Les films de Claude Lelouch sont au cinéma ce que les romans de gare sont à la littérature : des petites bulles de savon fourmillant d'idées et de malice, un style parfois maladroit mais totalement digeste, un univers peuplé de personnages plus ou moins pittoresques et des intrigues universelles formées de destins croisés, de romances et d'aventures à tire-larigot...

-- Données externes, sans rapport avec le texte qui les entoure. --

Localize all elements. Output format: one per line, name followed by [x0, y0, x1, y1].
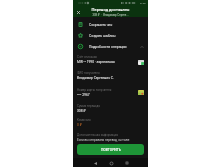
staticText: Номер карты получателя [77, 88, 112, 91]
button[interactable]: Home [107, 159, 115, 167]
button[interactable]: Счёт списания [73, 52, 148, 67]
button[interactable]: Recent apps [123, 159, 131, 167]
staticText: 308 ₽ [77, 109, 86, 113]
staticText: •••• 2967 [77, 93, 90, 97]
button[interactable]: Подробности операции [73, 41, 148, 52]
staticText: Сумма перевода [77, 104, 100, 107]
button[interactable]: Комиссия [73, 116, 148, 129]
button[interactable]: Номер карты получателя [73, 84, 148, 100]
staticText: Подробности операции [89, 45, 127, 49]
button[interactable]: ФИО получателя [73, 67, 148, 84]
staticText: ФИО получателя [77, 71, 100, 74]
staticText: ПОВТОРИТЬ [101, 148, 121, 152]
staticText: Счёт списания [77, 55, 97, 58]
staticText: 21:05 [140, 2, 146, 5]
button[interactable]: Сохранить чек [73, 19, 148, 30]
button[interactable]: Создать шаблон [73, 30, 148, 41]
staticText: 308 ₽ · Владимир Сергее... [81, 13, 140, 16]
staticText: Если вы отправили перевод, он тоже [77, 138, 130, 142]
staticText: 0 ₽ [77, 123, 82, 127]
staticText: MIR •• 1990 · зарплатная [77, 60, 115, 64]
staticText: Дополнительная информация [77, 133, 119, 136]
staticText: Перевод доставлен [81, 7, 140, 12]
staticText: Сохранить чек [89, 23, 113, 27]
staticText: Комиссия [77, 118, 91, 121]
staticText: Владимир Сергеевич С. [77, 76, 114, 80]
staticText: Создать шаблон [89, 34, 116, 38]
button[interactable]: Close [73, 7, 83, 17]
button[interactable]: Back [91, 159, 99, 167]
button[interactable]: ПОВТОРИТЬ [77, 144, 144, 155]
button[interactable]: Сумма перевода [73, 100, 148, 116]
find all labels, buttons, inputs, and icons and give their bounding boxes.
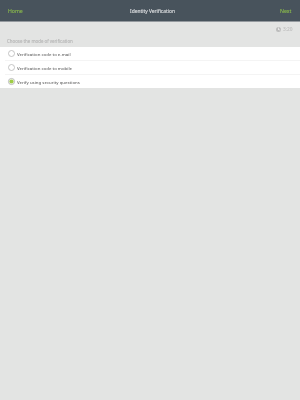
- button[interactable]: Verify using security questions: [0, 74, 300, 88]
- button[interactable]: Next: [272, 0, 300, 22]
- staticText: Identity Verification: [130, 8, 175, 15]
- staticText: 3:20: [283, 26, 293, 33]
- staticText: Choose the mode of verification: [7, 38, 73, 44]
- staticText: Home: [8, 7, 23, 14]
- button[interactable]: Verification code to mobile: [0, 60, 300, 74]
- button[interactable]: Verification code to e-mail: [0, 47, 300, 60]
- staticText: Next: [280, 7, 292, 14]
- staticText: Verify using security questions: [17, 79, 80, 85]
- staticText: Verification code to mobile: [17, 65, 73, 71]
- staticText: Verification code to e-mail: [17, 51, 71, 57]
- button[interactable]: Session time remaining: [275, 25, 294, 34]
- button[interactable]: Home: [0, 0, 31, 22]
- other: Session time remaining: [276, 27, 281, 32]
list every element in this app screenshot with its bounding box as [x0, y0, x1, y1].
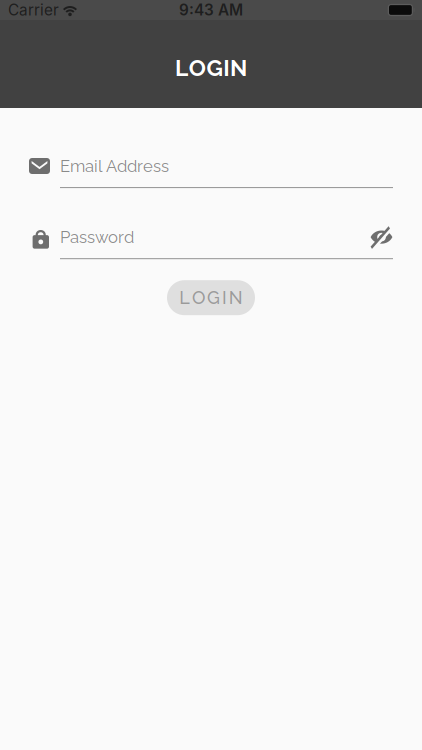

A ce titre Tout ça... pour ça ! est un film pleinement représentatif de l'Oeuvre prolifique de Claude Lelouch. Prédéfini par lui-même comme étant une gigantesque "comédie réaliste" ce film choral est à lui-seul une énorme étrangeté cinématographique : au rythme d'une réalisation à la fois très inventive et parfois lourde dans ses effets le cinéaste joue sur les concepts de synchronicité et de relativité pour mieux insuffler une bonne dose d'existence à ses nombreuses figures.
Disons-le tout de go : nous tenons là un film très drôle et euphorisant, même dans ses plus gros défauts. A partir d'un scénario délibérément alambiqué Claude Lelouch dynamite d'emblée la convention réaliste d'une structure linéaire et balisée : flash-back, séquences formées de projections mentales, conduction du récit menée par une voix-off lors de plusieurs scènes. La somme des intrigues semble être vouée aux vicissitudes de la vie, prenant à moult reprises les apparats d'une immense improvisation dramatique, qui de ses personnages flamboyants, qui de ses hasards, qui de ses coïncidences...
Entre un pauvre type éperdument amoureux d'une bohémienne ( Vincent Lindon ) un garçon coiffeur falot et transi de tendresse pour sa petite fille ( Jacques Gamblin ) et un chauffeur de taxi jouant les Landru de pacotille ( Gérard Darmon ) les juges Francis ( Huster ) et Fabrice ( Luchini, extrêmement hallucinant une fois encore...) se dépêtrent tant bien que mal avec une improbable histoire de suicide, d'agression, de cavale et de faux-billets menée par nos trois pieds nickelés.
Au final Claude Lelouch nous livre un divertissement qui n'échappe pas toujours à la logorrhée visuelle ni aux lieux communs ( certains passages comme le procès inversé des quinze dernières minutes frisent même la vulgarité ) mais suffisamment personnel et généreux pour que l'on puisse en apprécier ses inattendues et belles aspérités filmiques. J'ai beaucoup aimé.